第173話麗の思考は続く 茜の涙
麗の思考は続く。
「正妻とか本妻とか、妾とかあるけれど」
「特に一夫一妻制でない時代の日本は、天皇家や最高級の貴族の家では、一夫多妻がほとんどだった、江戸将軍家には大奥があった」
「つまり、後継者を確保することが大前提」
「一夫一婦制を通したとして、子供に恵まれなければ、天皇家は断絶、もちろん最高級の貴族の家も同じ」
「そこに政治的な混乱が生じてしまう」
「子供が生まれない、あるいは生まれても、早死にすると困る」
「だから保険の意味を込めて、多妻制を採用した」
「もちろん、トルコや中国の巨大な後宮制度には及ぶべくもないけれど」
「どこかの本に、天皇の子作りは政治行為であったとも書かれていた」
「有力な貴族の娘を妻を迎え、その妻との間に子を設ける」
「最有力者の娘を皇后に迎え、健康な男子が生まれ育ち、次の天皇になるのが、一番の政治的安定になる」
「それが崩れれば、天皇を支える貴族の順位にも変動がある」
「桐壺更衣と光源氏に対する弘徽殿女御の怒りは、桐壺帝がその順位を無視したことに原因がある」
「桐壺帝は落ちぶれた貴族の娘の桐壺更衣ばかりを寵愛し、筆頭貴族の娘で一番寵愛を受けるべき自分には見向きもしない」
「そこに弘徽殿女御を支えている筆頭貴族とその一門にも、桐壺帝に対する不満が高まる」
「そんなことで、いつ政変が発生しても、おかしくはない」
「弘徽殿女御にとってみれば、桐壺更衣などは地下の女」
「その地下の女が、自分より桐壺帝の寵愛を得るなどは、プライドを傷つけ、疎ましいことでしかない」
「しかも地下の女から生まれた光源氏は、我が息子より美しく才能にあふれ、世間の人気を独占してしまった」
麗は自分の立場を思う。
「父だった兼弘さんの正妻は、恵理」
「しかし、父さんと恵理の間には子がなかった」
「父さんと恵理は、子供の俺から見ても、仲が良さそうには思えなかった」
「つまり、恵理から見れば、九条家後継の父さんは格下」
「とても本音として、子作りなどは考えなかったのと思う」
「結果論になるけれど、父さんとしては、九条家のことを考えた」
「まずは五月さんとの間に子を・・・それが茜姉さん」
「茜姉さんは、女の子、だから九条家は継げない」
「その五月さんが妊娠中に、俺の本当の母さん・・・由美と・・・か・・・」
「それを知った恵理に激怒され、母さんは殺され、父さんも結局は殺された」
「それに宗雄が加担、執事の鷹司も加担か・・・」
「実に、おどろおどろしい」
そんなことを考えて、また気が重くなった麗ではあるけれど、当面の課題である「お世話係とのお茶会」は明日のことになる。

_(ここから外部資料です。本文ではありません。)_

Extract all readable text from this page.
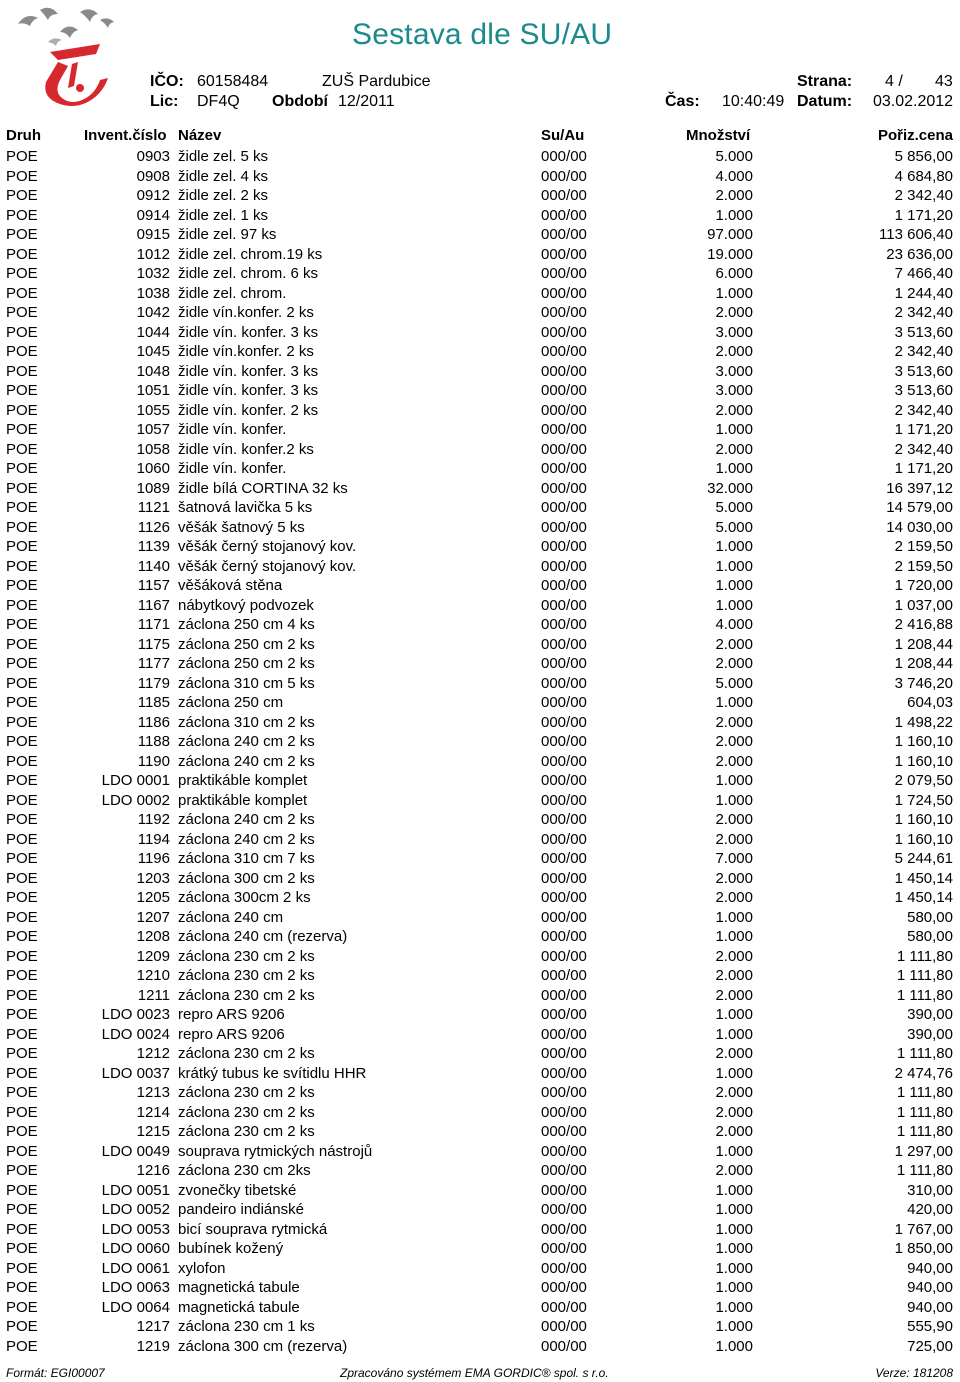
Sestava dle SU/AU
IČO: 60158484	ZUŠ Pardubice	Strana: 4 / 43
Lic: DF4Q Období 12/2011	Čas: 10:40:49 Datum: 03.02.2012
Druh	Invent.číslo Název	Su/Au	Množství	Pořiz.cena
POE	0903 židle zel. 5 ks	000/00	5.000	5 856,00
POE	0908 židle zel. 4 ks	000/00	4.000	4 684,80
POE	0912 židle zel. 2 ks	000/00	2.000	2 342,40
POE	0914 židle zel. 1 ks	000/00	1.000	1 171,20
POE	0915 židle zel. 97 ks	000/00	97.000	113 606,40
POE	1012 židle zel. chrom.19 ks	000/00	19.000	23 636,00
POE	1032 židle zel. chrom. 6 ks	000/00	6.000	7 466,40
POE	1038 židle zel. chrom.	000/00	1.000	1 244,40
POE	1042 židle vín.konfer. 2 ks	000/00	2.000	2 342,40
POE	1044 židle vín. konfer. 3 ks	000/00	3.000	3 513,60
POE	1045 židle vín.konfer. 2 ks	000/00	2.000	2 342,40
POE	1048 židle vín. konfer. 3 ks	000/00	3.000	3 513,60
POE	1051 židle vín. konfer. 3 ks	000/00	3.000	3 513,60
POE	1055 židle vín. konfer. 2 ks	000/00	2.000	2 342,40
POE	1057 židle vín. konfer.	000/00	1.000	1 171,20
POE	1058 židle vín. konfer.2 ks	000/00	2.000	2 342,40
POE	1060 židle vín. konfer.	000/00	1.000	1 171,20
POE	1089 židle bílá CORTINA 32 ks	000/00	32.000	16 397,12
POE	1121 šatnová lavička 5 ks	000/00	5.000	14 579,00
POE	1126 věšák šatnový 5 ks	000/00	5.000	14 030,00
POE	1139 věšák černý stojanový kov.	000/00	1.000	2 159,50
POE	1140 věšák černý stojanový kov.	000/00	1.000	2 159,50
POE	1157 věšáková stěna	000/00	1.000	1 720,00
POE	1167 nábytkový podvozek	000/00	1.000	1 037,00
POE	1171 záclona 250 cm 4 ks	000/00	4.000	2 416,88
POE	1175 záclona 250 cm 2 ks	000/00	2.000	1 208,44
POE	1177 záclona 250 cm 2 ks	000/00	2.000	1 208,44
POE	1179 záclona 310 cm 5 ks	000/00	5.000	3 746,20
POE	1185 záclona 250 cm	000/00	1.000	604,03
POE	1186 záclona 310 cm 2 ks	000/00	2.000	1 498,22
POE	1188 záclona 240 cm 2 ks	000/00	2.000	1 160,10
POE	1190 záclona 240 cm 2 ks	000/00	2.000	1 160,10
POE	LDO 0001 praktikáble komplet	000/00	1.000	2 079,50
POE	LDO 0002 praktikáble komplet	000/00	1.000	1 724,50
POE	1192 záclona 240 cm 2 ks	000/00	2.000	1 160,10
POE	1194 záclona 240 cm 2 ks	000/00	2.000	1 160,10
POE	1196 záclona 310 cm 7 ks	000/00	7.000	5 244,61
POE	1203 záclona 300 cm 2 ks	000/00	2.000	1 450,14
POE	1205 záclona 300cm 2 ks	000/00	2.000	1 450,14
POE	1207 záclona 240 cm	000/00	1.000	580,00
POE	1208 záclona 240 cm (rezerva)	000/00	1.000	580,00
POE	1209 záclona 230 cm 2 ks	000/00	2.000	1 111,80
POE	1210 záclona 230 cm 2 ks	000/00	2.000	1 111,80
POE	1211 záclona 230 cm 2 ks	000/00	2.000	1 111,80
POE	LDO 0023 repro ARS 9206	000/00	1.000	390,00
POE	LDO 0024 repro ARS 9206	000/00	1.000	390,00
POE	1212 záclona 230 cm 2 ks	000/00	2.000	1 111,80
POE	LDO 0037 krátký tubus ke svítidlu HHR	000/00	1.000	2 474,76
POE	1213 záclona 230 cm 2 ks	000/00	2.000	1 111,80
POE	1214 záclona 230 cm 2 ks	000/00	2.000	1 111,80
POE	1215 záclona 230 cm 2 ks	000/00	2.000	1 111,80
POE	LDO 0049 souprava rytmických nástrojů	000/00	1.000	1 297,00
POE	1216 záclona 230 cm 2ks	000/00	2.000	1 111,80
POE	LDO 0051 zvonečky tibetské	000/00	1.000	310,00
POE	LDO 0052 pandeiro indiánské	000/00	1.000	420,00
POE	LDO 0053 bicí souprava rytmická	000/00	1.000	1 767,00
POE	LDO 0060 bubínek kožený	000/00	1.000	1 850,00
POE	LDO 0061 xylofon	000/00	1.000	940,00
POE	LDO 0063 magnetická tabule	000/00	1.000	940,00
POE	LDO 0064 magnetická tabule	000/00	1.000	940,00
POE	1217 záclona 230 cm 1 ks	000/00	1.000	555,90
POE	1219 záclona 300 cm (rezerva)	000/00	1.000	725,00
Formát: EGI00007	Zpracováno systémem EMA GORDIC® spol. s r.o.	Verze: 181208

「使用人の資料でも見ておかないと、恥をかくかもしれない」
「何しろ、面識がなさ過ぎる」
麗がようやくベッドから起き上がり、机の上のPCに向かうと、ドアにノック音。
ドアに近づくと、「茜だよ」との声で、ドアを開けると、そのまま入って来る。
茜は笑顔。
「麗ちゃんのことやから、下調べでもするのかと思うてな」
麗は驚いたけれど、頷く。
「さすが姉さま、助かります」
茜は麗に後ろに回って肩を揉む。
「まったく・・・若いくせに、コリコリや」
麗は素直に肩揉みを受ける。
「急に生活が変わって、落ち着かなくて」
茜は麗を後ろから抱きしめる。
「このまま麗ちゃんが京都に住めばええのにね」
「東京に帰しとうない」
麗は困った。
「それは・・・無理」
茜は、麗の肩に顔をつけた。
「だって・・・ようやく、血のつながった可愛い弟と一緒になったんや」
「それが、あと少ししたら東京に?またお別れ?辛いよ、姉さんは」
麗も、その茜の気持は痛いほど感じる。
「それは同じだよ、僕は初めて血のつながった人と話をする生活をしたんだから」
「だって・・・今までは・・・」
麗の肩は、茜の激しくなった涙で濡れ始めている。